In der Serie "Gen13" z.B. geht es um eine Gruppe von vier Jugendlichen,
bei denen aufgrund geheimer Regierungsexperimente verborgene, genetisch
angelegte Kräfte freigesetzt werden. Diese Gruppe kämpft nun,
nachdem sie dem Zugriff der geheimen Organisation entkommen ist, unter
der Führung ihres Teamleiters John Lynch gegen die Organisation,
die die Jugendlichen wieder in ihre Finger bekommen will. Die in den USA
außerordentlich erfolgreich laufende Serie beinhaltet zahlreiche
emotionale Konflikte, vor allem, weil vier gerade erst dem Teenageralter
entwachsene Helden miteinander auskommen müssen, die oft mit sich
selbst noch mehr Schwierigkeiten haben, als mit den Gegnern, gegen die
sie antreten müssen (wie auch im ersten Bildbeispiel zu sehen ist).

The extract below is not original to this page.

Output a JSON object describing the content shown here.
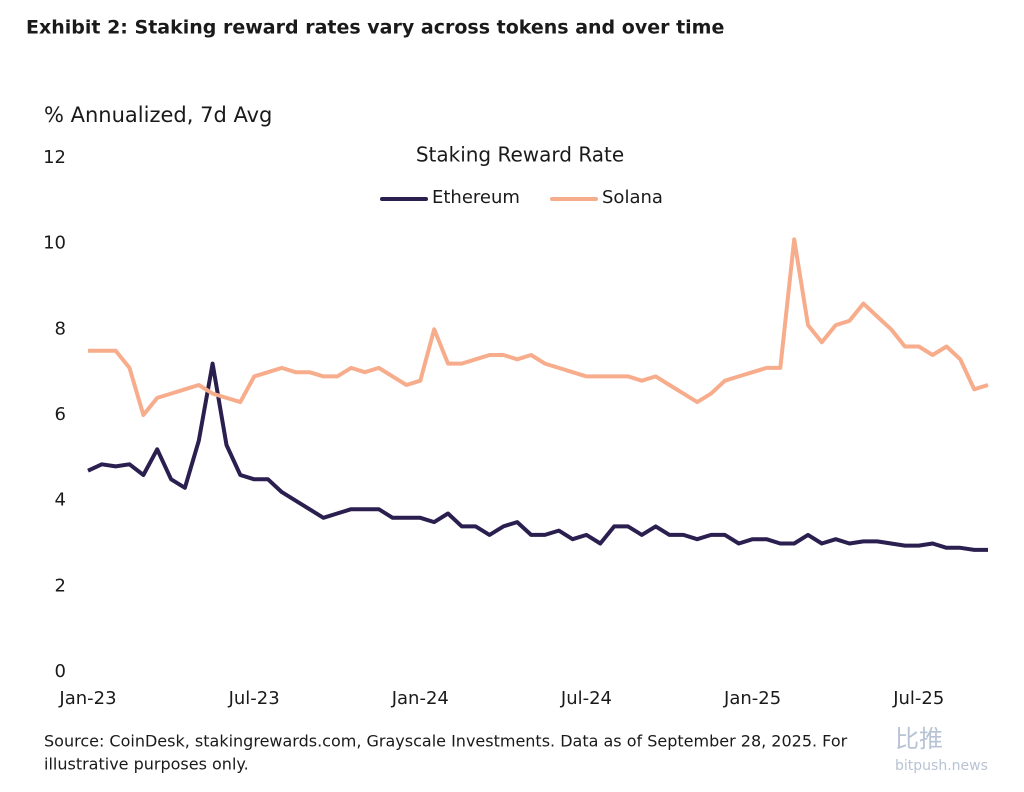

Das zweite Beispiel demonstriert die Verwendung von Lautworten im Bildausschnitt.
Der Haupt-Bildbereich, in dem sich die Handlung abspielt, bleibt unberührt,
der Vordergrund jedoch wird von einer Onomatopoesie, einem Lautwort, wie
es in Comics häufig verwendet wird, durchbrochen. Die Gestaltung
des Lauts als "ohrenbetäubend" und "durchdringend"
wird so visualisiert. Die Reaktion läßt sich an den Gesichtern
der Akteure ablesen.
Superhelden Sterben nicht
Die zahlreichen Aspekte des Mediums Comic, von denen hier
einige vorgestellt wurden, füllen bereits dicke Bücher. Nicht
nur Comic-Fans in aller Welt beschäftigen sich mit den bunten Heftchen,
auch an Universitäten werden bereits Arbeiten zu diesem Thema geschrieben
(Thomas Sieck: Der Zeitgeist der Superhelden. Das Gesellschaftsbild
amerikanischer Superheldencomics von 1938 bis 1988. Diplomarbeit. Meitingen
1999; Jens Balzer: Das Wesen des Comics. Über Dialektik und Indifferenz
in Bild-Text-Verhältnissen. Unveröffentlichte Magisterarbeit.
Universität Hamburg 1996).
Superhelden im allgemeinen mögen zwar mit ihren überkommenen
Moralvorstellungen und ihrer Law-and-Order-Mentalität an der Schwelle
zum 21. Jahrhundert zu einer aussterbende Rasse gehören. Unzweifelhaft
sind diese Comics aber Beweis dafür, wie das Zusammenspiel von
Schrift und Bild Bewegung hervorbringt und in vielfältiger Weise
die Leser dieser Literaturerzeugnisse auch heute noch anspricht. Superhelden
sind die heroischen Vertreter eines Mediums, das auch heute nichts von
seiner Faszination eingebüßt hat. Man muß nur selbst Held
genug sein, sich darauf einzulassen.